No, but it helps. Look at the Nationals; Harper and Strasburg may very well lead them to that franchise's first pennant this year. You can either draft the talent and get their best years for cheap or sign it and get a few declining years for a bazillion dollars. After another draft or two, along with trading off the final pieces like Wandy we have now, we'll finally have enough depth in the system to where we can stop selling and let a large crop of prospects develop.

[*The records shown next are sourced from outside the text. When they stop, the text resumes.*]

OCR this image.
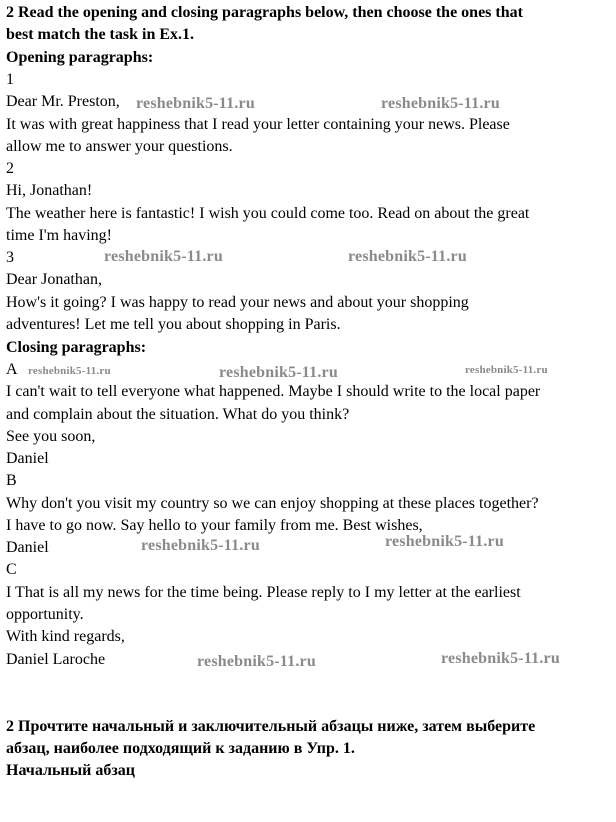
2 Read the opening and closing paragraphs below, then choose the ones that
best match the task in Ex.1.
Opening paragraphs:
1
Dear Mr. Preston,
It was with great happiness that I read your letter containing your news. Please
allow me to answer your questions.
2
Hi, Jonathan!
The weather here is fantastic! I wish you could come too. Read on about the great
time I'm having!
3
Dear Jonathan,
How's it going? I was happy to read your news and about your shopping
adventures! Let me tell you about shopping in Paris.
Closing paragraphs:
A
I can't wait to tell everyone what happened. Maybe I should write to the local paper
and complain about the situation. What do you think?
See you soon,
Daniel
B
Why don't you visit my country so we can enjoy shopping at these places together?
I have to go now. Say hello to your family from me. Best wishes,
Daniel
C
I That is all my news for the time being. Please reply to I my letter at the earliest
opportunity.
With kind regards,
Daniel Laroche
2 Прочтите начальный и заключительный абзацы ниже, затем выберите
абзац, наиболее подходящий к заданию в Упр. 1.
Начальный абзац
reshebnik5-11.ru	reshebnik5-11.ru
reshebnik5-11.ru	reshebnik5-11.ru
reshebnik5-11.ru	reshebnik5-11.ru	reshebnik5-11.ru
reshebnik5-11.ru	reshebnik5-11.ru
reshebnik5-11.ru	reshebnik5-11.ru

Right now, we're still too thin at almost every position to stop the acquiring of prospects any way we can. Schafer has holes, Bogusevic is a short-term solution at best, Johnson won't last, Lowrie will be expensive soon, Castro hasn't shown much, and Norris is the only starter currently in the rotation who has a legitimate chance to be a good MLB mid-rotation pitcher for the next 3-5 years without costing an arm and a leg. Down on the farm, we have some good names, but all of them are either young with significant development time yet ahead of them (and a good chance still to bust), or they have holes and have been inconsistent. Singleton is the closest thing we have to a can't-miss prospect, and he still hasn't shown a lot of HR power and is slumping right now, not to mention he's basically a bat-only prospect. We're not just a few pieces here or there away.
We're not talking about the difference between a legitimate playoff run and a 110 loss season on this thread. We're talking about being willing to win just 65 games and finish in last place rather than win 68 games and finish next-to-last for the sake of getting the very best prospect we possibly can to help us win consistently for years at a time in the future.